Appraising fund assets and liabilities in real value
With the amendment to accounting regulations, an obligation was laid down as of 1. 1. 2021 to appraise fund assets and liabilities in fair value (real value) following international accounting standards (IFRS).
Still prior to this change, funds had to appraise the value of their assets and liabilities regularly, i.e. to fix their net asset value (NAV). In real estate funds, the issue was solved, for instance, in the manner that an accounting firm would submit the accounting value of the assets and liabilities, real estate specialists conducted appraisals of real estates and the fund would compile this information in the NAV appraisal.

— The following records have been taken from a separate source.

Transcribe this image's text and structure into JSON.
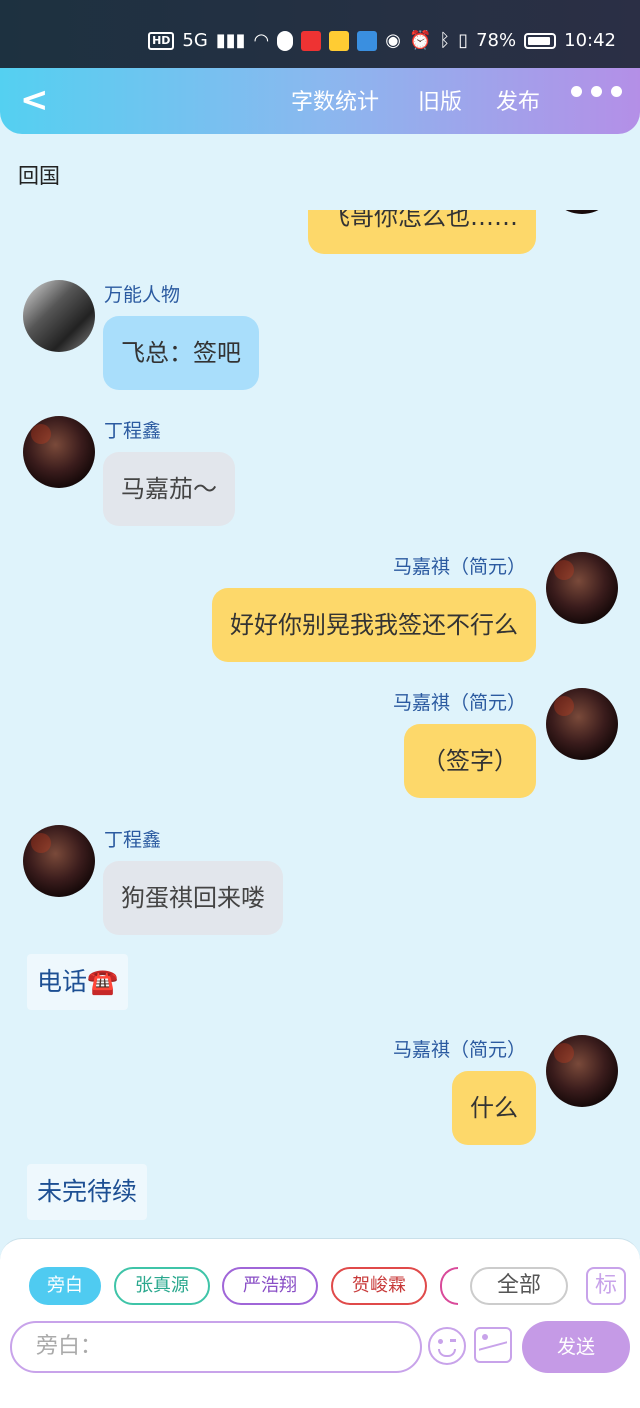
{
  "status": {
    "network": "5G",
    "hd": "HD",
    "battery": "78%",
    "time": "10:42"
  },
  "header": {
    "back_icon": "chevron-left-icon",
    "word_count": "字数统计",
    "old_version": "旧版",
    "publish": "发布"
  },
  "chapter_title": "回国",
  "messages": [
    {
      "side": "right",
      "text": "飞哥你怎么也……",
      "color": "yellow"
    },
    {
      "side": "left",
      "name": "万能人物",
      "text": "飞总：签吧",
      "color": "blue"
    },
    {
      "side": "left",
      "name": "丁程鑫",
      "text": "马嘉茄～",
      "color": "grey"
    },
    {
      "side": "right",
      "name": "马嘉祺（简元）",
      "text": "好好你别晃我我签还不行么",
      "color": "yellow"
    },
    {
      "side": "right",
      "name": "马嘉祺（简元）",
      "text": "（签字）",
      "color": "yellow"
    },
    {
      "side": "left",
      "name": "丁程鑫",
      "text": "狗蛋祺回来喽",
      "color": "grey"
    },
    {
      "side": "narration",
      "text": "电话☎️"
    },
    {
      "side": "right",
      "name": "马嘉祺（简元）",
      "text": "什么",
      "color": "yellow"
    },
    {
      "side": "narration",
      "text": "未完待续"
    }
  ],
  "chips": [
    "旁白",
    "张真源",
    "严浩翔",
    "贺峻霖",
    "全部"
  ],
  "chip_colors": [
    "#4fcbf1",
    "#3fc4a8",
    "#a066d8",
    "#e04a4a",
    "#d94a9a",
    "#cccccc"
  ],
  "mark_label": "标",
  "input_placeholder": "旁白：",
  "send_label": "发送"
}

In the light of these new regulations, this method is not ideal for recording in accounting for (i) the accounting value of items cannot simply be added or subtracted to/from real estate appraisals due to the existence of mutual ties (e.g., unfinished property, future period income) and (ii) the accounting value of items (for instance, provided loans / credits, receivables) may no longer fulfil obligations according to accounting regulations if they are not appraised in fair value.
In our opinion, the most effective solution to this new situation, effective as of 1. 1. 2021, is a comprehensive NAV appraisal by which both mutual ties between accounting items and real estate appraisals (e.g. unfinished property, accrued items, deferred tax etc.) would be settled, which would therefore ensure the appraisal of all assets and liabilities in fair value (e.g. loans / credits).